Un’Europa fatta da tanti Paesi è un valore ma ci sono scelte che dovrebbero andare oltre al diritto dei singoli, senza confini e senza pregiudizi, senza condizionamenti legati agli interessi interni. La crisi climatica non può essere un problema solo di alcuni quando siamo poi tutti a pagarne le conseguenze.

Tutti abbiamo sperato in un cambio di passo significativo quando abbiamo letto il Green Deal proposto dalla Commissione europea, e lo abbiamo ripetuto a sfinimento. Ce ne siamo convinti ancor di più con le strategie legate all’ambiente e all’agricoltura che ci hanno fatto immaginare di essere giunti al momento giusto per cambiare rotta.

Nel frattempo, sono arrivati i giudizi della Corte dei conti Europea sui nostri comportamenti del passato, severi nel dire che non abbiamo saputo interrompere la perdita biodiversità, mitigare la crisi climatica, distribuire equamente le risorse. Un diffuso fallimento.
Chi oggi governa le scelte per il futuro dell’Europa avrebbe dovuto tenere conto dei risultati del passato per porsi obiettivi certi, quantificati, monitorabili attraverso puntuali indicatori. E invece, l’accordo raggiunto dal Trilogo sulla Pac (politica agricola comune: il 39% del bilancio dell’Ue) sembra un semplice accordo di mediazione per uscire dallo stallo in cui si erano fermati alcune settimane fa.

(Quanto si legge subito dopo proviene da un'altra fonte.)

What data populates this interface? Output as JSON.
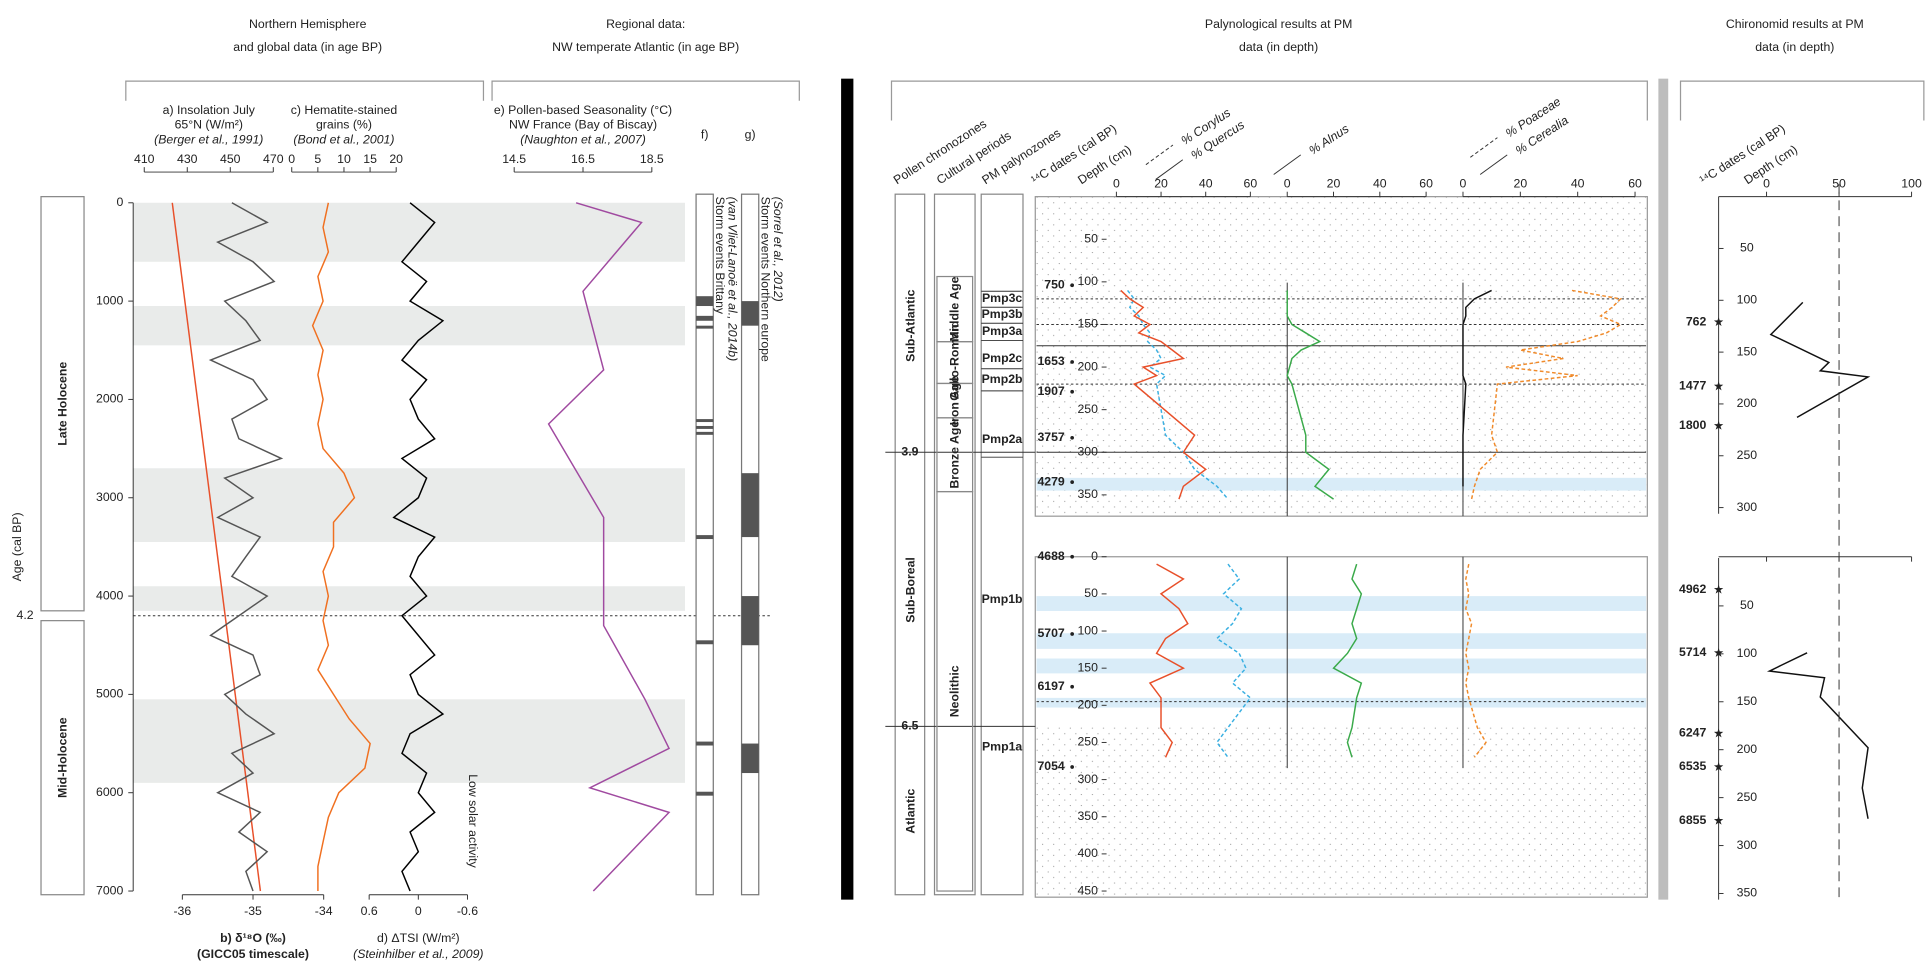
{
  "sections": [
    {
      "title": [
        "Northern Hemisphere",
        "and global data (in age BP)"
      ]
    },
    {
      "title": [
        "Regional data:",
        "NW temperate Atlantic (in age BP)"
      ]
    },
    {
      "title": [
        "Palynological results at PM",
        "data (in depth)"
      ]
    },
    {
      "title": [
        "Chironomid results at PM",
        "data (in depth)"
      ]
    }
  ],
  "chart_data": [
    {
      "type": "line",
      "title": [
        "a) Insolation July",
        "65°N (W/m²)"
      ],
      "subtitle": "(Berger et al., 1991)",
      "xlabel": "Age (cal BP)",
      "xlim": [
        0,
        7000
      ],
      "xticks": [
        0,
        1000,
        2000,
        3000,
        4000,
        5000,
        6000,
        7000
      ],
      "ylim": [
        410,
        470
      ],
      "yticks": [
        410,
        430,
        450,
        470
      ],
      "x": [
        0,
        7000
      ],
      "series": [
        {
          "color": "#e8502a",
          "values": [
            423,
            464
          ]
        }
      ],
      "bands": [
        [
          0,
          600
        ],
        [
          1050,
          1450
        ],
        [
          2700,
          3450
        ],
        [
          3900,
          4150
        ],
        [
          5050,
          5900
        ]
      ],
      "boundary": {
        "value": 4200,
        "label": "4.2"
      },
      "periods": [
        "Late Holocene",
        "Mid-Holocene"
      ]
    },
    {
      "type": "line",
      "title": [
        "b) δ¹⁸O (‰)"
      ],
      "subtitle": "(GICC05 timescale)",
      "xlim": [
        0,
        7000
      ],
      "ylim": [
        -36,
        -34
      ],
      "yticks": [
        -36,
        -35,
        -34
      ],
      "x": [
        0,
        200,
        400,
        600,
        800,
        1000,
        1200,
        1400,
        1600,
        1800,
        2000,
        2200,
        2400,
        2600,
        2800,
        3000,
        3200,
        3400,
        3600,
        3800,
        4000,
        4200,
        4400,
        4600,
        4800,
        5000,
        5200,
        5400,
        5600,
        5800,
        6000,
        6200,
        6400,
        6600,
        6800,
        7000
      ],
      "series": [
        {
          "color": "#555555",
          "values": [
            -35.3,
            -34.8,
            -35.5,
            -35.0,
            -34.7,
            -35.4,
            -35.1,
            -34.9,
            -35.6,
            -35.0,
            -34.8,
            -35.3,
            -35.2,
            -34.6,
            -35.4,
            -35.0,
            -35.5,
            -34.9,
            -35.1,
            -35.3,
            -34.8,
            -35.2,
            -35.6,
            -35.0,
            -34.9,
            -35.4,
            -35.1,
            -34.7,
            -35.3,
            -35.0,
            -35.5,
            -34.9,
            -35.2,
            -34.8,
            -35.1,
            -35.0
          ]
        }
      ]
    },
    {
      "type": "line",
      "title": [
        "c) Hematite-stained",
        "grains (%)"
      ],
      "subtitle": "(Bond et al., 2001)",
      "xlim": [
        0,
        7000
      ],
      "ylim": [
        0,
        20
      ],
      "yticks": [
        0,
        5,
        10,
        15,
        20
      ],
      "x": [
        0,
        250,
        500,
        750,
        1000,
        1250,
        1500,
        1750,
        2000,
        2250,
        2500,
        2750,
        3000,
        3250,
        3500,
        3750,
        4000,
        4250,
        4500,
        4750,
        5000,
        5250,
        5500,
        5750,
        6000,
        6250,
        6500,
        6750,
        7000
      ],
      "series": [
        {
          "color": "#f07020",
          "values": [
            7,
            6,
            7,
            5,
            6,
            4,
            6,
            5,
            6,
            5,
            6,
            10,
            12,
            8,
            8,
            6,
            7,
            6,
            7,
            5,
            8,
            11,
            15,
            14,
            9,
            7,
            6,
            5,
            5
          ]
        }
      ]
    },
    {
      "type": "line",
      "title": [
        "d) ΔTSI (W/m²)"
      ],
      "subtitle": "(Steinhilber et al., 2009)",
      "annotation": "Low solar activity",
      "xlim": [
        0,
        7000
      ],
      "ylim": [
        0.6,
        -0.6
      ],
      "yticks": [
        0.6,
        0,
        -0.6
      ],
      "x": [
        0,
        200,
        400,
        600,
        800,
        1000,
        1200,
        1400,
        1600,
        1800,
        2000,
        2200,
        2400,
        2600,
        2800,
        3000,
        3200,
        3400,
        3600,
        3800,
        4000,
        4200,
        4400,
        4600,
        4800,
        5000,
        5200,
        5400,
        5600,
        5800,
        6000,
        6200,
        6400,
        6600,
        6800,
        7000
      ],
      "series": [
        {
          "color": "#000000",
          "values": [
            0.1,
            -0.2,
            0.0,
            0.2,
            -0.1,
            0.1,
            -0.3,
            0.0,
            0.2,
            -0.1,
            0.1,
            0.0,
            -0.2,
            0.2,
            -0.1,
            0.0,
            0.3,
            -0.2,
            0.0,
            0.1,
            -0.1,
            0.2,
            0.0,
            -0.2,
            0.1,
            0.0,
            -0.3,
            0.1,
            0.2,
            -0.1,
            0.0,
            -0.2,
            0.1,
            0.0,
            0.2,
            0.1
          ]
        }
      ]
    },
    {
      "type": "line",
      "title": [
        "e) Pollen-based Seasonality (°C)",
        "NW France (Bay of Biscay)"
      ],
      "subtitle": "(Naughton et al., 2007)",
      "xlim": [
        0,
        7000
      ],
      "ylim": [
        14.5,
        18.5
      ],
      "yticks": [
        14.5,
        16.5,
        18.5
      ],
      "x": [
        0,
        200,
        900,
        1700,
        2250,
        3200,
        4300,
        5050,
        5550,
        5950,
        6200,
        7000
      ],
      "series": [
        {
          "color": "#a04aa0",
          "values": [
            16.3,
            18.2,
            16.5,
            17.1,
            15.5,
            17.1,
            17.1,
            18.3,
            19.0,
            16.7,
            19.0,
            16.8
          ]
        }
      ]
    },
    {
      "type": "event",
      "title": "f)",
      "labels": [
        "Storm events Brittany",
        "(van Vliet-Lanoë et al., 2014b)"
      ],
      "xlim": [
        0,
        7000
      ],
      "intervals": [
        [
          950,
          1050
        ],
        [
          1150,
          1200
        ],
        [
          1250,
          1280
        ],
        [
          2200,
          2230
        ],
        [
          2270,
          2300
        ],
        [
          2330,
          2360
        ],
        [
          3380,
          3420
        ],
        [
          4450,
          4490
        ],
        [
          5480,
          5520
        ],
        [
          5990,
          6030
        ]
      ]
    },
    {
      "type": "event",
      "title": "g)",
      "labels": [
        "Storm events Northern europe",
        "(Sorrel et al., 2012)"
      ],
      "xlim": [
        0,
        7000
      ],
      "intervals": [
        [
          1000,
          1250
        ],
        [
          2750,
          3400
        ],
        [
          4000,
          4500
        ],
        [
          5500,
          5800
        ]
      ]
    },
    {
      "type": "line",
      "xlim": [
        0,
        375
      ],
      "xticks": [
        50,
        100,
        150,
        200,
        250,
        300,
        350
      ],
      "columns": [
        "Pollen chronozones",
        "Cultural periods",
        "PM palynozones",
        "¹⁴C dates (cal BP)",
        "Depth (cm)"
      ],
      "chronozones": [
        "Sub-Atlantic",
        "Sub-Boreal",
        "Atlantic"
      ],
      "boundaries": [
        3.9,
        6.5
      ],
      "cultural_periods": [
        "Middle Age",
        "Gallo-Roman",
        "Iron Age",
        "Bronze Age",
        "Neolithic"
      ],
      "palynozones": [
        "Pmp3c",
        "Pmp3b",
        "Pmp3a",
        "Pmp2c",
        "Pmp2b",
        "Pmp2a",
        "Pmp1b",
        "Pmp1a"
      ],
      "yaxes": [
        {
          "ylim": [
            0,
            60
          ],
          "yticks": [
            0,
            20,
            40,
            60
          ]
        },
        {
          "ylim": [
            0,
            60
          ],
          "yticks": [
            0,
            20,
            40,
            60
          ]
        },
        {
          "ylim": [
            0,
            60
          ],
          "yticks": [
            0,
            20,
            40,
            60
          ]
        }
      ],
      "x": [
        110,
        120,
        130,
        140,
        150,
        160,
        170,
        180,
        190,
        200,
        210,
        220,
        280,
        300,
        320,
        340,
        355
      ],
      "series": [
        {
          "name": "% Corylus",
          "color": "#3ab0e2",
          "dash": true,
          "axis": 0,
          "values": [
            5,
            8,
            6,
            10,
            12,
            15,
            14,
            18,
            20,
            15,
            22,
            18,
            22,
            30,
            35,
            45,
            50
          ]
        },
        {
          "name": "% Quercus",
          "color": "#e8502a",
          "dash": false,
          "axis": 0,
          "values": [
            2,
            6,
            12,
            8,
            15,
            10,
            20,
            25,
            30,
            12,
            18,
            8,
            35,
            30,
            40,
            30,
            28
          ]
        },
        {
          "name": "% Alnus",
          "color": "#3aaa4a",
          "dash": false,
          "axis": 1,
          "values": [
            0,
            0,
            0,
            0,
            2,
            8,
            14,
            6,
            2,
            1,
            0,
            2,
            8,
            8,
            18,
            12,
            20
          ]
        },
        {
          "name": "% Poaceae",
          "color": "#f08a2a",
          "dash": true,
          "axis": 2,
          "values": [
            38,
            55,
            52,
            48,
            55,
            50,
            40,
            20,
            35,
            15,
            40,
            12,
            10,
            12,
            6,
            4,
            3
          ]
        },
        {
          "name": "% Cerealia",
          "color": "#111111",
          "dash": false,
          "axis": 2,
          "values": [
            10,
            4,
            1,
            1,
            0,
            0,
            0,
            0,
            0,
            0,
            0,
            1,
            0,
            0,
            0,
            0,
            null
          ]
        }
      ],
      "bands": [
        [
          330,
          345
        ]
      ],
      "zone_depths": [
        120,
        150,
        175,
        220,
        300
      ],
      "dates": [
        {
          "age": 750,
          "depth": 104
        },
        {
          "age": 1653,
          "depth": 194
        },
        {
          "age": 1907,
          "depth": 229
        },
        {
          "age": 3757,
          "depth": 283
        },
        {
          "age": 4279,
          "depth": 335
        }
      ]
    },
    {
      "type": "line",
      "xlim": [
        0,
        450
      ],
      "xticks": [
        0,
        50,
        100,
        150,
        200,
        250,
        300,
        350,
        400,
        450
      ],
      "x": [
        10,
        30,
        50,
        70,
        90,
        110,
        130,
        150,
        170,
        190,
        230,
        250,
        270
      ],
      "series": [
        {
          "color": "#3ab0e2",
          "dash": true,
          "axis": 0,
          "values": [
            50,
            55,
            48,
            56,
            52,
            45,
            55,
            58,
            52,
            60,
            50,
            45,
            50
          ]
        },
        {
          "color": "#e8502a",
          "dash": false,
          "axis": 0,
          "values": [
            18,
            30,
            20,
            28,
            32,
            22,
            18,
            30,
            15,
            20,
            20,
            25,
            22
          ]
        },
        {
          "color": "#3aaa4a",
          "dash": false,
          "axis": 1,
          "values": [
            30,
            28,
            32,
            30,
            28,
            30,
            26,
            20,
            32,
            30,
            28,
            26,
            28
          ]
        },
        {
          "color": "#f08a2a",
          "dash": true,
          "axis": 2,
          "values": [
            2,
            1,
            2,
            1,
            3,
            2,
            1,
            2,
            1,
            2,
            5,
            8,
            4
          ]
        }
      ],
      "bands": [
        [
          53,
          73
        ],
        [
          103,
          124
        ],
        [
          137,
          157
        ],
        [
          190,
          203
        ]
      ],
      "zone_depths": [
        195
      ],
      "dates": [
        {
          "age": 4688,
          "depth": 0
        },
        {
          "age": 5707,
          "depth": 104
        },
        {
          "age": 6197,
          "depth": 175
        },
        {
          "age": 7054,
          "depth": 283
        }
      ]
    },
    {
      "type": "line",
      "columns": [
        "¹⁴C dates (cal BP)",
        "Depth (cm)"
      ],
      "xlim": [
        0,
        300
      ],
      "xticks": [
        50,
        100,
        150,
        200,
        250,
        300
      ],
      "ylim": [
        0,
        100
      ],
      "yticks": [
        0,
        50,
        100
      ],
      "refline": 50,
      "x": [
        102,
        133,
        160,
        168,
        174,
        213
      ],
      "series": [
        {
          "color": "#111111",
          "values": [
            25,
            3,
            43,
            37,
            70,
            21
          ]
        }
      ],
      "dates": [
        {
          "age": 762,
          "depth": 121
        },
        {
          "age": 1477,
          "depth": 183
        },
        {
          "age": 1800,
          "depth": 221
        }
      ]
    },
    {
      "type": "line",
      "xlim": [
        0,
        350
      ],
      "xticks": [
        50,
        100,
        150,
        200,
        250,
        300,
        350
      ],
      "x": [
        99,
        112,
        118,
        125,
        145,
        198,
        240,
        272
      ],
      "series": [
        {
          "color": "#111111",
          "values": [
            28,
            10,
            2,
            40,
            37,
            70,
            66,
            70
          ]
        }
      ],
      "dates": [
        {
          "age": 4962,
          "depth": 33
        },
        {
          "age": 5714,
          "depth": 99
        },
        {
          "age": 6247,
          "depth": 183
        },
        {
          "age": 6535,
          "depth": 218
        },
        {
          "age": 6855,
          "depth": 274
        }
      ]
    }
  ]
}
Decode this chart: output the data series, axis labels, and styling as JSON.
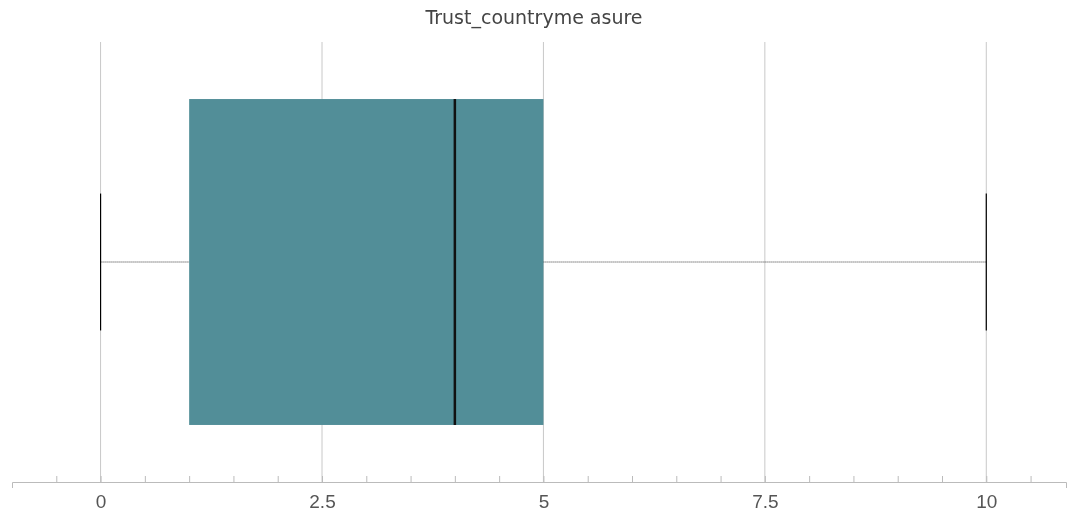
{
  "chart_data": {
    "type": "box",
    "title": "Trust_countryme asure",
    "orientation": "horizontal",
    "categories": [
      null
    ],
    "boxes": [
      {
        "low": 0,
        "q1": 1,
        "median": 4,
        "q3": 5,
        "high": 10
      }
    ],
    "color": "#528e98",
    "xlim": [
      -1,
      10.9
    ],
    "xticks": [
      {
        "value": -0.5,
        "label": null
      },
      0,
      {
        "value": 0.5,
        "label": null
      },
      {
        "value": 1,
        "label": null
      },
      {
        "value": 1.5,
        "label": null
      },
      {
        "value": 2,
        "label": null
      },
      2.5,
      {
        "value": 3,
        "label": null
      },
      {
        "value": 3.5,
        "label": null
      },
      {
        "value": 4,
        "label": null
      },
      {
        "value": 4.5,
        "label": null
      },
      5,
      {
        "value": 5.5,
        "label": null
      },
      {
        "value": 6,
        "label": null
      },
      {
        "value": 6.5,
        "label": null
      },
      {
        "value": 7,
        "label": null
      },
      7.5,
      {
        "value": 8,
        "label": null
      },
      {
        "value": 8.5,
        "label": null
      },
      {
        "value": 9,
        "label": null
      },
      {
        "value": 9.5,
        "label": null
      },
      10,
      {
        "value": 10.5,
        "label": null
      }
    ],
    "grid": "x",
    "tick_labels": "x"
  }
}
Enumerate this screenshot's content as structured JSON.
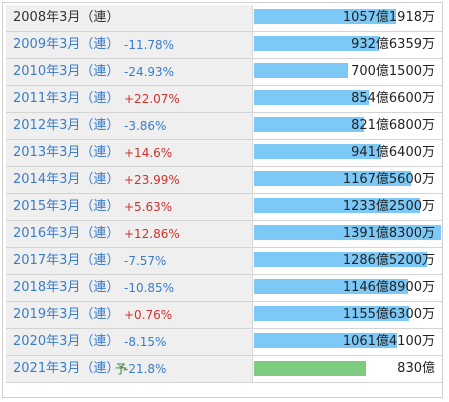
{
  "rows": [
    {
      "year": "2008年3月（連）",
      "change": "",
      "direction": "",
      "forecast_mark": "",
      "value_text": "1057億1918万",
      "value_oku": 1057.1918,
      "link": false
    },
    {
      "year": "2009年3月（連）",
      "change": "-11.78%",
      "direction": "down",
      "forecast_mark": "",
      "value_text": "932億6359万",
      "value_oku": 932.6359,
      "link": true
    },
    {
      "year": "2010年3月（連）",
      "change": "-24.93%",
      "direction": "down",
      "forecast_mark": "",
      "value_text": "700億1500万",
      "value_oku": 700.15,
      "link": true
    },
    {
      "year": "2011年3月（連）",
      "change": "+22.07%",
      "direction": "up",
      "forecast_mark": "",
      "value_text": "854億6600万",
      "value_oku": 854.66,
      "link": true
    },
    {
      "year": "2012年3月（連）",
      "change": "-3.86%",
      "direction": "down",
      "forecast_mark": "",
      "value_text": "821億6800万",
      "value_oku": 821.68,
      "link": true
    },
    {
      "year": "2013年3月（連）",
      "change": "+14.6%",
      "direction": "up",
      "forecast_mark": "",
      "value_text": "941億6400万",
      "value_oku": 941.64,
      "link": true
    },
    {
      "year": "2014年3月（連）",
      "change": "+23.99%",
      "direction": "up",
      "forecast_mark": "",
      "value_text": "1167億5600万",
      "value_oku": 1167.56,
      "link": true
    },
    {
      "year": "2015年3月（連）",
      "change": "+5.63%",
      "direction": "up",
      "forecast_mark": "",
      "value_text": "1233億2500万",
      "value_oku": 1233.25,
      "link": true
    },
    {
      "year": "2016年3月（連）",
      "change": "+12.86%",
      "direction": "up",
      "forecast_mark": "",
      "value_text": "1391億8300万",
      "value_oku": 1391.83,
      "link": true
    },
    {
      "year": "2017年3月（連）",
      "change": "-7.57%",
      "direction": "down",
      "forecast_mark": "",
      "value_text": "1286億5200万",
      "value_oku": 1286.52,
      "link": true
    },
    {
      "year": "2018年3月（連）",
      "change": "-10.85%",
      "direction": "down",
      "forecast_mark": "",
      "value_text": "1146億8900万",
      "value_oku": 1146.89,
      "link": true
    },
    {
      "year": "2019年3月（連）",
      "change": "+0.76%",
      "direction": "up",
      "forecast_mark": "",
      "value_text": "1155億6300万",
      "value_oku": 1155.63,
      "link": true
    },
    {
      "year": "2020年3月（連）",
      "change": "-8.15%",
      "direction": "down",
      "forecast_mark": "",
      "value_text": "1061億4100万",
      "value_oku": 1061.41,
      "link": true
    },
    {
      "year": "2021年3月（連）",
      "change": "-21.8%",
      "direction": "down",
      "forecast_mark": "予",
      "value_text": "830億",
      "value_oku": 830,
      "link": true,
      "forecast": true
    }
  ],
  "colors": {
    "bar_actual": "#7cc8f7",
    "bar_forecast": "#7ccb7f",
    "change_up": "#d0312d",
    "change_down": "#3a7dc9",
    "year_link": "#3a7dc9",
    "label_bg": "#efefef"
  }
}
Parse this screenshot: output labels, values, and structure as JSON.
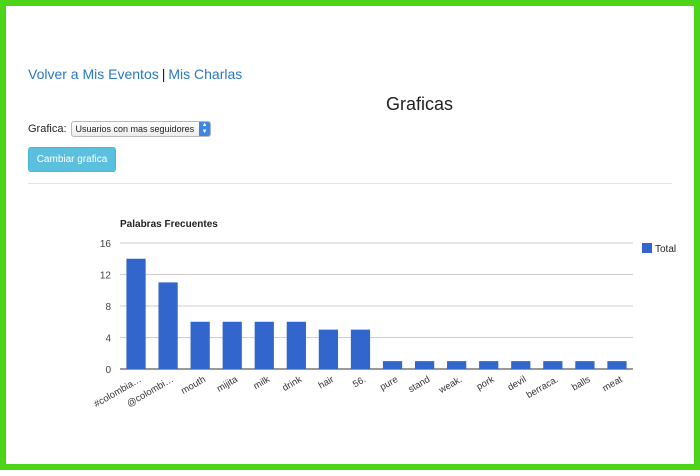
{
  "nav": {
    "link1": "Volver a Mis Eventos",
    "separator": "|",
    "link2": "Mis Charlas"
  },
  "page": {
    "title": "Graficas"
  },
  "selector": {
    "label": "Grafica:",
    "value": "Usuarios con mas seguidores"
  },
  "button": {
    "label": "Cambiar grafica"
  },
  "colors": {
    "bar": "#3366cc",
    "link": "#2a78c2",
    "button": "#5bc0de",
    "frame": "#4cd419"
  },
  "chart_data": {
    "type": "bar",
    "title": "Palabras Frecuentes",
    "categories": [
      "#colombia…",
      "@colombi…",
      "mouth",
      "mijita",
      "milk",
      "drink",
      "hair",
      "56.",
      "pure",
      "stand",
      "weak.",
      "pork",
      "devil",
      "berraca.",
      "balls",
      "meat"
    ],
    "series": [
      {
        "name": "Total",
        "values": [
          14,
          11,
          6,
          6,
          6,
          6,
          5,
          5,
          1,
          1,
          1,
          1,
          1,
          1,
          1,
          1
        ]
      }
    ],
    "yticks": [
      0,
      4,
      8,
      12,
      16
    ],
    "ylim": [
      0,
      16
    ],
    "grid": true,
    "legend": "right"
  }
}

Tutti contenti adesso a dire che è la migliore Pac che si poteva produrre, che l’ambiente sarà al centro della politica agricola europea, che la lotta al cambiamento climatico è iniziata. Eppure, la delusione è grande e diffusa, l’occasione ancora una volta è persa e questa volta potrebbe essere molto più grave di sempre.

L’Europa ha deciso di non decidere, cioè di non assumere posizioni davvero vincolanti per i singoli governi. Facile è oggi dire che la partita si gioca a livello di stati membri, scaricare la possibilità di aggiustare il tiro sui Piani Strategici Nazionali attraverso i quali l’Ue ha inteso condividere una bella fetta di responsabilità sull’individuazione delle strategie. Tuttavia, con una Pac senza vincoli precisi e obiettivi puntuali sarà il caos, ed è impossibile rimanere fiduciosi, ogni stato membro potrà fare scelte autonome e pochi saranno i margini di intervento della Commissione.
Manca del tutto un vincolo tra la Pac e il Green Deal. Ci sono obiettivi molto deboli per l’ambiente e la biodiversità e ogni stato potrà rendere inefficace qualsiasi misura. La riduzione dell’impiego di pesticidi coerente con la Farm to Fork non è così esplicita, saranno ammessi investimenti su modelli agricoli non sostenibili, senza contrasto alle monocolture e all’allevamento intensivo, incuranti delle esigenze di conservazione dei suoli e delle risorse idriche. Nessun reale impegno per il rafforzamento dell’agricoltura biologica. Anche il netto riferimento alla condizionalità sociale, incredibilmente messa in dubbio nelle ultime settimane, appare molto timido nei tempi di applicazione, come se la tutela dei diritti dei lavoratori in agricoltura possa essere più o meno importante a seconda del momento.

La protezione dell’ambiente costruita attraverso gli ecoschemi è rimasta ancorata a percentuali troppo basse per essere incisiva e include un po’ di tutto mettendone a rischio l’efficacia. La corsa all’agricoltura di precisione, ad esempio, rischia di scavare ancora di più il solco tra agricoltura industriale e agricoltura di piccola scala poiché non è accessibile a tutti, determinando disparità dovute a costi elevati o a sistemi di protezione brevettuale.

Non c’è alcuna garanzia di una reale equità nella distribuzione delle risorse, i piccoli agricoltori sono destinati a rimanere ancora una volta ai margini, l’agricoltura industriale godrà di buona parte dei benefici e la vera transizione agroecologica rimarrà solo un mantra che non riesce a trovare concretezza nella politica vera, quella che investe soldi per ottenere risultati. È facile dunque cedere alla tentazione di pensare che ancora oggi chi decide risponde di più al mondo della grande industria agroalimentare che alle esigenze della società che chiede concrete misure di contrasto al cambiamento climatico e obiettivi realistici di transizione ecologica. Senza scaricare le responsabilità su altri e riconoscendo, una volta per tutte, che le future generazioni meritano un’opportunità.